What is the reason behind the US dollar being strong again?

What is the reason behind the US dollar being strong again

There’s one thing every investor can agree with this year that the dollar will fall, and as the dollar saw a growth of 2% over the past month, it created confusion. If the federal reserve can halt its increase in interest rates next month as U.S. inflation is cooling, will it affect the dollar and make the dollar fall?

According to the analysts, there are many factors that affect the dollar, one of which is a range of worries basically involved in the U.S. debt ceiling negotiations, the global economy’s outlook, and the health of banks, and these factors are securing the dollar’s reputation.

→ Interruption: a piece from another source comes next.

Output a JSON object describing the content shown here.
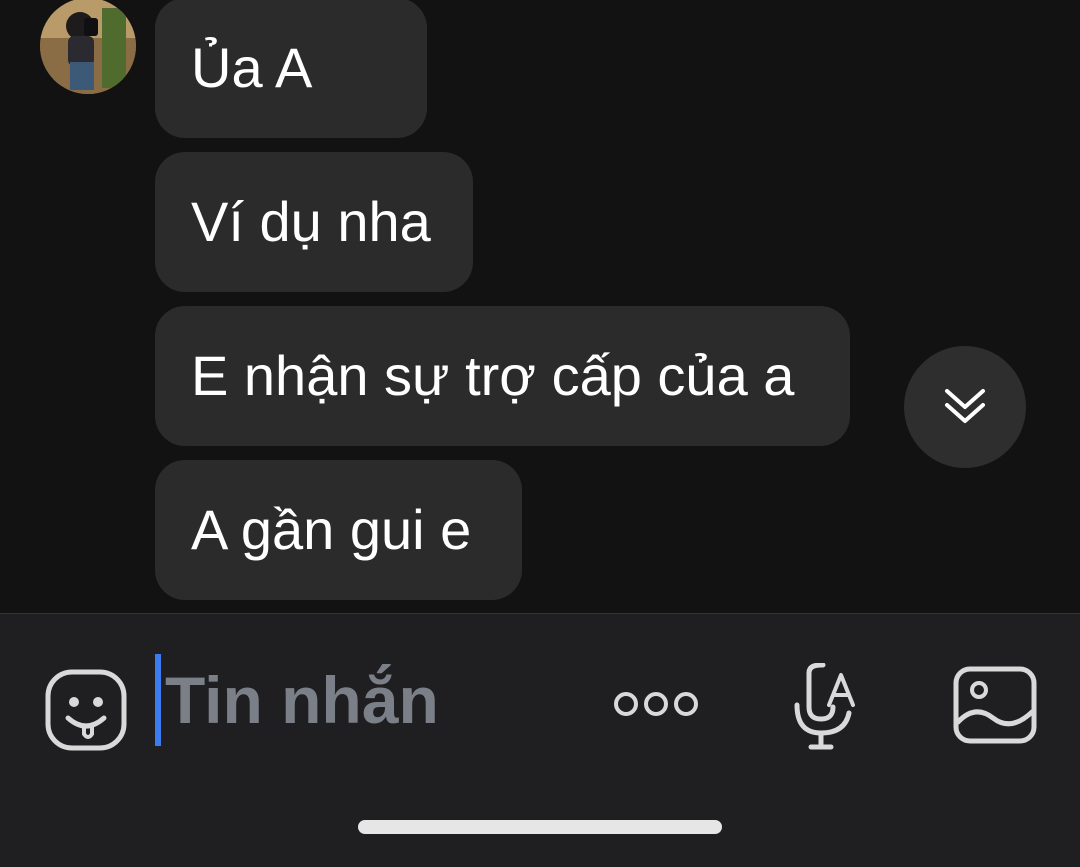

In the meantime, there are some indications that point towards the Fed hiking their interest rates again, which are more technical factors and related to investor positioning.

Fear

The measure of the dollar against the other six currencies, the dollar index, rose roughly by 2% and went up to 103 from the middle of April. But compared with the 20-year high of 114.78, which was last September, it is still down by 10%.

The mess with the debt ceiling is helping the dollar; that is the only interpretation preferred by the currency analyst. Democrats and Republicans are trying to get closer to reaching an agreement to raise the borrowing ceiling to $31.4 trillion. But still, there are chances of a catastrophic U.S. debt default at a time when many banks appear to be weak.

When the market is under pressure with continuous turmoil, they often choose to buy a few of the riskier assets, meaning assets like gold, dollars, and bonds.

Currency Strategist at Commerzbank, Esther Reichelt, said, “The recent USD strength is largely driven by increased safe-haven demand in view of ‘unknown unknowns’.” “How severe are vulnerabilities in U.S. regional banks, and what might be the fallout of an escalation in the U.S. debt ceiling conflict?”

The worrying signs of global economic growth can affect the purchase of safe-haven assets, and data from China this week showed that its economy was underperforming in April.

It is not finished.

The safe-haven argument is doubted by the head of Asia FX strategy at RBC Capital Markets, Alvin Tan. According to Tan, the S&P 500 index is still flat from the middle of April, and growth of 8% has been observed this year. If the investors were worried, there would be a decline in the stocks.

Tan added that one thing is worrying in this narrative that the Fed has not defeated inflation yet. According to the University of Michigan Survey, which was issued last week, consumer inflation expectations reached a 5-year high in May at 3.2%, which hiked the value of bond yields and the dollar.

Tan is skeptical that the traders are anticipating that the U.S. central bank will lower interest rates in the later half of this year as the chances of a recession are on hold.

“We think there’s a chance that U.S. interest rates could grind higher,” he said. “We remain unconvinced by the argument that the dollar is on a steady decline from here.”

Natural Rebound

Technical factors are at play, according to other analysts. The largest bets are made against the dollar. According to the report from the Commodity Futures Trading Commission, hedge funds and other speculators of net short bets amounted to $14.56 billion last week, and since mid-2021, it has been the biggest position.

Some traders may be forced to close their short positions by purchasing the dollar if the collar rises slightly, which in turn will increase the value of the dollar. Inexplicably, positioning can support the momentum of rallies.

FX strategist at BCA Research said, “The dollar is very, very oversold.” “That’s one technical indicator. But a simple technical indicator is that it is very atypical for you to have a straight-line decline in the dollar.”